De nombreux produits semblent programmés pour prendre le chemin du dépotoir à peine leur garantie expirée. Mais n’est-ce pas notre mode de vie basé sur la consommation effrénée qui est en cause?

Par Pierre-Etienne Caza

12 avril 2015 à 14 h 04

Mis à jour le 12 novembre 2015 à 15 h 11

Illustrations: Patrick Doyon

À Livermore, en Californie, une caserne de pompiers abrite une ampoule électrique allumée en permanence depuis… 1901! Comment se fait-il que nos ampoules modernes fassent si piètre figure à côté? Alors que nos parents gardaient le même téléviseur pendant 20 ans, nos grille-pains électroniques, téléphones portables et autres gadgets semblent destinés à la poubelle à peine avons-nous fini de les payer. Fragiles, inutilement complexes et de qualité médiocre, on a l’impression qu’ils sont conçus pour rendre l’âme dès l’expiration de leur garantie, qui dépasse rarement un an. À preuve, l’ampoule de Livermore, filmée en continu depuis quelques années, a survécu à trois webcams!

Prêt à jeter, un documentaire choc sur l’obsolescence programmée – une stratégie visant à augmenter le taux de remplacement des produits de consommation – révèle que les fabricants se sont entendus dans les années 1940 pour que la durée de vie des ampoules soit réduite à 1000 heures. On y apprend également que la compagnie DuPont avait réussi, à la même époque, à mettre au point des bas de nylon ultra résistants. L’entreprise a toutefois revu la composition de sa fibre synthétique pour que les bas s’usent plus rapidement. Les bas trop résistants étaient mauvais pour les affaires!

«Pour sortir de la crise économique des années 1930, les industriels ont mis en place des stratégies visant à inciter les consommateurs à acheter des produits à bas coûts», note Fabien Durif (Ph.D. administration, 09), professeur au Département de marketing et directeur de l’Observatoire ESG UQAM de la consommation responsable. Dès lors, la production industrielle a été guidée par la volonté de fournir à la population des produits à durée de vie limitée ou, en d’autres termes, bas de gamme.
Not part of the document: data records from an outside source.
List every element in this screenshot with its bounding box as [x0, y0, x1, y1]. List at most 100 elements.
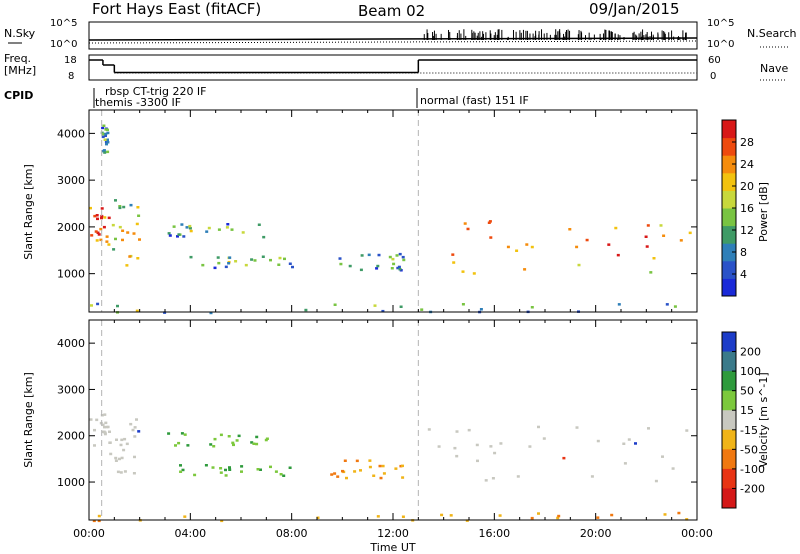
time-tick-label: 08:00	[276, 527, 308, 540]
vel-echo-cell	[379, 476, 383, 480]
power-echo-cell	[116, 304, 119, 308]
vel-echo-cell	[623, 462, 627, 465]
vel-echo-cell	[259, 468, 262, 471]
power-echo-cell	[487, 221, 491, 224]
vel-echo-cell	[627, 438, 631, 441]
vel-echo-cell	[108, 430, 111, 433]
power-echo-cell	[523, 268, 527, 271]
power-echo-cell	[617, 303, 621, 306]
colorbar-swatch	[722, 278, 736, 297]
power-echo-cell	[466, 227, 470, 231]
cpid-label: CPID	[4, 89, 33, 102]
vel-echo-cell	[401, 476, 405, 479]
vel-echo-cell	[282, 474, 286, 477]
power-echo-cell	[128, 255, 132, 258]
power-x-tick-marks	[88, 110, 698, 312]
vel-echo-cell	[109, 452, 113, 456]
vel-echo-cell	[193, 473, 197, 477]
power-echo-cell	[100, 214, 104, 218]
colorbar-swatch	[722, 225, 736, 244]
power-echo-cell	[122, 205, 126, 209]
power-echo-cell	[176, 235, 179, 238]
power-echo-cell	[644, 235, 648, 238]
colorbar-tick-label: 20	[740, 180, 754, 193]
vel-echo-cell	[542, 437, 546, 440]
vel-echo-cell	[562, 456, 566, 460]
vel-echo-cell	[228, 466, 231, 469]
power-echo-cell	[261, 255, 265, 258]
vel-echo-cell	[610, 513, 614, 517]
vel-echo-cell	[685, 518, 689, 521]
power-echo-cell	[114, 199, 117, 202]
power-echo-cell	[420, 308, 424, 311]
power-echo-cell	[104, 128, 108, 131]
power-echo-cell	[101, 135, 105, 139]
power-echo-cell	[376, 264, 380, 268]
vel-echo-cell	[133, 426, 137, 429]
vel-echo-cell	[427, 428, 431, 431]
vel-echo-cell	[123, 437, 127, 441]
power-echo-cell	[96, 231, 100, 234]
vel-echo-cell	[467, 428, 471, 432]
power-echo-cell	[381, 309, 385, 313]
nsky-traces	[88, 29, 698, 44]
vel-echo-cell	[455, 430, 459, 433]
power-echo-cell	[172, 225, 176, 228]
power-echo-cell	[391, 257, 395, 261]
power-echo-cell	[585, 238, 589, 242]
vel-echo-cell	[516, 475, 520, 478]
vel-echo-cell	[227, 435, 231, 438]
vel-echo-cell	[101, 423, 105, 427]
vel-echo-cell	[341, 469, 344, 473]
power-echo-cell	[136, 206, 140, 209]
colorbar-swatch	[722, 243, 736, 262]
power-echo-cell	[367, 253, 371, 257]
power-echo-cell	[100, 216, 103, 220]
time-tick-label: 20:00	[580, 527, 612, 540]
power-echo-cell	[111, 223, 115, 227]
vel-echo-cell	[491, 477, 495, 480]
vel-echo-cell	[122, 448, 126, 452]
vel-echo-cell	[372, 474, 376, 477]
vel-echo-cell	[264, 438, 268, 442]
velocity-y-axis-label: Slant Range [km]	[22, 372, 35, 468]
power-echo-cell	[107, 243, 111, 246]
power-echo-cell	[679, 239, 683, 242]
power-echo-cell	[209, 311, 213, 315]
colorbar-swatch	[722, 468, 736, 489]
power-echo-cell	[102, 225, 106, 229]
vel-echo-cell	[355, 459, 359, 463]
power-echo-cell	[451, 253, 455, 256]
colorbar-tick-label: 12	[740, 224, 754, 237]
vel-echo-cell	[575, 426, 579, 429]
vel-echo-cell	[596, 516, 600, 519]
vel-echo-cell	[167, 432, 171, 435]
nsearch-tick-top: 10^5	[707, 18, 734, 29]
vel-echo-cell	[212, 445, 216, 448]
nsearch-tick-bottom: 10^0	[707, 39, 734, 50]
power-echo-cell	[277, 263, 281, 266]
colorbar-tick-label: -200	[740, 482, 765, 495]
power-echo-cell	[530, 245, 534, 249]
vel-echo-cell	[596, 439, 600, 443]
power-echo-cell	[106, 141, 110, 144]
power-echo-cell	[102, 124, 106, 127]
power-echo-cell	[94, 230, 98, 233]
vel-echo-cell	[131, 428, 135, 432]
colorbar-tick-label: 8	[740, 246, 747, 259]
power-echo-cell	[250, 258, 254, 261]
vel-echo-cell	[179, 470, 183, 473]
nsearch-label: N.Search	[747, 27, 797, 40]
power-echo-cell	[177, 233, 181, 236]
vel-echo-cell	[186, 444, 190, 447]
power-echo-cell	[377, 253, 381, 257]
vel-echo-cell	[183, 515, 187, 518]
vel-echo-cell	[240, 470, 243, 473]
vel-echo-cell	[224, 474, 228, 477]
freq-panel: Freq. [MHz] 18 8 60 0 Nave	[4, 52, 788, 82]
colorbar-swatch	[722, 172, 736, 191]
power-y-axis-label: Slant Range [km]	[22, 164, 35, 260]
power-echo-cell	[125, 264, 129, 267]
vel-echo-cell	[118, 457, 121, 461]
Bas de gamme ou obsolètes?

Mais on ne parle pas pour autant d’un complot, estime Jérémy Bouchez (B.A. cumul, 09), communicateur scientifique et candidat à la maîtrise en sciences de l’environnement. «Si les entreprises utilisent des matériaux moins solides, c’est parce que nous, consommateurs, en voulons toujours plus sans être prêts à payer plus cher.» Même son de cloche du côté de Bertrand Schepper (M.A. science politique, 14), chercheur à l’Institut de recherche et d’informations socio-économiques. «L’objectif d’une entreprise est de faire du profit, non de concevoir le bien le plus durable possible.»

«À l’époque où j’étais étudiant, j’ai acheté une imprimante à 29 dollars, se rappelle en riant Fabien Durif. Sans surprise, elle s’est brisée en moins d’un an. Il y a 6 ans, j’en ai acheté une qui coûtait 250 dollars et elle fonctionne encore très bien.»

«Ça coûte moins cher d’acheter du neuf que de faire réparer, les coûts des pièces et de la main-d’œuvre étant trop élevés.»

benoit duguay

Professeur au Département d’études urbaines et touristiques

Benoit Duguay (Ph. D. communication, 00), professeur au Département d’études urbaines et touristiques, a publié trois ouvrages sur la consommation, dont Consommer, consumer. Dérives de la consommation (Liber, 2014). «Il faut être vigilant et savoir différencier les produits durables des produits bas de gamme, dit-il. Cela s’applique autant à des t-shirts qu’à une voiture.»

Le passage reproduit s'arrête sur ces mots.